Период разрушения, который был необходим для уничтожения мелкособственнической стихии в деревне, приблизительно таков был ход его мыслей, закончен. Хозяйственное положение колхозов прочно, и в будущем оно может только улучшаться. Это создает прочную базу для дальнейшего развития страны: поскольку экономическое положение страны будет идти на улучшение, поскольку широкие демократические слои населения будут все больше и больше примиряться с властью. Круг "внутренних врагов" будет все сужаться и сужаться, и задача партии состоит в том, чтобы помочь собиранию сил, которые способны ее поддержать на этой новой фазе хозяйственного строительства в том, чтобы расширить базу, на которую советская власть опирается.
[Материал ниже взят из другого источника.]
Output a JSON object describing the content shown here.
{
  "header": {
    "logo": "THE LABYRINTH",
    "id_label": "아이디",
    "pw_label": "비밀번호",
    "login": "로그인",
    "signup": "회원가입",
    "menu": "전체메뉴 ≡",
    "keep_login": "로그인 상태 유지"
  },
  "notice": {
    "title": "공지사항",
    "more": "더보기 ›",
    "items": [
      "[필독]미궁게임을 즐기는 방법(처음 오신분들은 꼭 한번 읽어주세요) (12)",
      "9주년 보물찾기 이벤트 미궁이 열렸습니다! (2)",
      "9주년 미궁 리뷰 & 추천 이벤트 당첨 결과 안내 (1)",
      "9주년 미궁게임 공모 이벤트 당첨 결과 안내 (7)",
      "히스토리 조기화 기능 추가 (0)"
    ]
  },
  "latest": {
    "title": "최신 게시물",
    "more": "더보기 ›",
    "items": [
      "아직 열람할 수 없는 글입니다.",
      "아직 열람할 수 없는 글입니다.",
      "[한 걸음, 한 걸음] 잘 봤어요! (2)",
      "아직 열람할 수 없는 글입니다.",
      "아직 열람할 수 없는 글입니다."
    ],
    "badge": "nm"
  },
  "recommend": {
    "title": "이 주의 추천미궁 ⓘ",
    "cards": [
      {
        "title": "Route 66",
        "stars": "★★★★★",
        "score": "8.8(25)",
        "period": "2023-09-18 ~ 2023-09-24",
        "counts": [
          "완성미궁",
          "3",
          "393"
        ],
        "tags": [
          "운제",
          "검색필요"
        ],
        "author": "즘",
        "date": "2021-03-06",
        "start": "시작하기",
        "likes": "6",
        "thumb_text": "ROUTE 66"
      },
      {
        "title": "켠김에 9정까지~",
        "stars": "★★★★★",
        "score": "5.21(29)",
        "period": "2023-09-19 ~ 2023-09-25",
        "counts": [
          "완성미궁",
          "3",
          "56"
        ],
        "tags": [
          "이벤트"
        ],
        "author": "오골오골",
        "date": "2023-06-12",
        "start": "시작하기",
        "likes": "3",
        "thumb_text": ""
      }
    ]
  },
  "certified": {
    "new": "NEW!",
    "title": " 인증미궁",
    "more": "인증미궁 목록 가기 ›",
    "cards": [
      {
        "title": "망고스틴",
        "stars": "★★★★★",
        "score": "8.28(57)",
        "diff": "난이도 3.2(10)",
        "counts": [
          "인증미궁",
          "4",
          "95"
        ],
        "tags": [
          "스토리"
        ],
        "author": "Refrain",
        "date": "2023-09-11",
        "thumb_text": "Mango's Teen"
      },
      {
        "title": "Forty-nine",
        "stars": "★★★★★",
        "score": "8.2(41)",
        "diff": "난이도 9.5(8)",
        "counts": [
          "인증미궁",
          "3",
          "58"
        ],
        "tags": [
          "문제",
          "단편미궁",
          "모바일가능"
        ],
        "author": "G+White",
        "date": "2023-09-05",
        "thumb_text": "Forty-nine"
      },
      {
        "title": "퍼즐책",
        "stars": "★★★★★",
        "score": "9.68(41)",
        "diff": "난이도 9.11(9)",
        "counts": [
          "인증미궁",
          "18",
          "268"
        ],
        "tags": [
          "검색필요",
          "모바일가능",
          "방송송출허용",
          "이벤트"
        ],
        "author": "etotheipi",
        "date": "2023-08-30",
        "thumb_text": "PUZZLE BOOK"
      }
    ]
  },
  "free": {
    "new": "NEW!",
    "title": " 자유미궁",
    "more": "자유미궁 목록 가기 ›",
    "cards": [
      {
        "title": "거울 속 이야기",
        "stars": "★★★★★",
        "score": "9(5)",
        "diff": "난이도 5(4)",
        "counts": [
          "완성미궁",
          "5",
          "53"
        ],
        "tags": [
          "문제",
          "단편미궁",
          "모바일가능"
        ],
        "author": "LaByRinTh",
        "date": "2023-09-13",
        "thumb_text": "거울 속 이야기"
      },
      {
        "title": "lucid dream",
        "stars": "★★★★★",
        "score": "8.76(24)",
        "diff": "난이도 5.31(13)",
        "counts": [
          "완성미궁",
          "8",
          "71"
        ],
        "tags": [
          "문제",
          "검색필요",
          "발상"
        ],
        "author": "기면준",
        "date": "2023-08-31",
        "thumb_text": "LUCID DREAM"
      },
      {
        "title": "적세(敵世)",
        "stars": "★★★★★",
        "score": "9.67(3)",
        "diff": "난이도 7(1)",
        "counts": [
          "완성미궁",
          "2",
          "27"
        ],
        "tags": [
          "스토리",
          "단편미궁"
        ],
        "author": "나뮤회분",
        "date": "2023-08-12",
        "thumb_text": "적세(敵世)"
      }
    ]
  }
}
В частности, Киров выступил решительным сторонником примирения со всеми теми элементами партии, которые были отброшены в оппозицию в период борьбы за пятилетку и которые теперь, после завершения "деструктивного" этапа развития, готовы принять новую базу. Передают, что в одной из своих речей он заявил, что "у нас нет больше непримиримых врагов, которые составляли бы серьезную силу". Все старые группы и партии расплавлены в период борьбы за пятилетку, и с ними по-серь-езному считаться не приходится. Что же касается тех новых врагов, которые появились за этот последний период, то, за исключением единиц, среди них нет таких, с которыми мы не могли бы столковаться, если будем проводить политику примирения.
Эта проповедь Кирова (по существу, то же, быть может, только с большей силой проповедовал и Горький) имела большой успех среди партийных верхов. Вы не должны думать, что этим последним легко далось напряжение периода первой пятилетки. Ужасы, которыми сопровождались походы на деревню, — об этих ужасах вы имеете только слабое представление, а они, эти верхи партии, все время были в курсе всего совершавшегося — многими из них воспринимались крайне болезненно. Мне рассказывали об одном с этой точки зрения весьма показательном инциденте. Кажется, в конце 1932 г. в Ленинграде было какое-то собрание литературной молодежи, на которое был приглашен Калинин. Это собрание совпало с каким-то юбилеем ГПУ — едва ли не 15-летним юбилеем основания Чека. Возможно даже, что это собрание стояло в какой-то непосредственной связи с этим юбилеем. Во всяком случае на собрании читалось много стихов, посвященных Чека. Основная нота, в этих стихах звучавшая, была пожелание, обращенное к Чека, — "пусть беспощаднее разит ее рука". Злые языки говорят, что Калинин в тот вечер был сильно навеселе. Если это и правильно, то это свидетельствует лишь об одном: алкоголь ослабил сопротивление задерживающих центров и дал Калинину смелость говорить более откровенно, но все присутствовавшие на собрании в один голос свидетельствуют, что его речь звучала, как действительно наболевший крик сердца. После одного из наиболее кровожадных стихотворений, чуть ли не прервав чтеца-поэта посередине его торжественной декламации, он встал и начал чуть ли не со слезами на глазах говорить о том, что террор иногда приходится делать, но его никогда не нужно славословить. Это наша трагедия, говорил он, что нам приходится идти на та-кие жестокие меры, и мы все ничего другого так не хотели бы, как иметь возможность от террора отказаться. Поэтому нужно не прославлять беспощадность Чека, а желать, чтобы скорее пришло время, когда "карающая рука" последней могла бы остановиться.
Речь эта тогда произвела большое впечатление, и о ней много говорили в литературных кругах не только Ленинграда, но и Москвы. Передают, что за нее Калинину потом "влетело". Во всяком случае она показывает, почему люди, проделавшие первую пятилетку, с особенной охотой ухватились за мысли, доказывавшие возможность ослабления террора, когда к этому явились некоторые объективные посылки. Успех Кирова был огромен, тем более что и Сталин против его идей прямо не возражал, а только ослаблял практические выводы из них: передают, что такое поведение Сталина объяснялось влиянием Горького, которое в то время достигло своего апогея.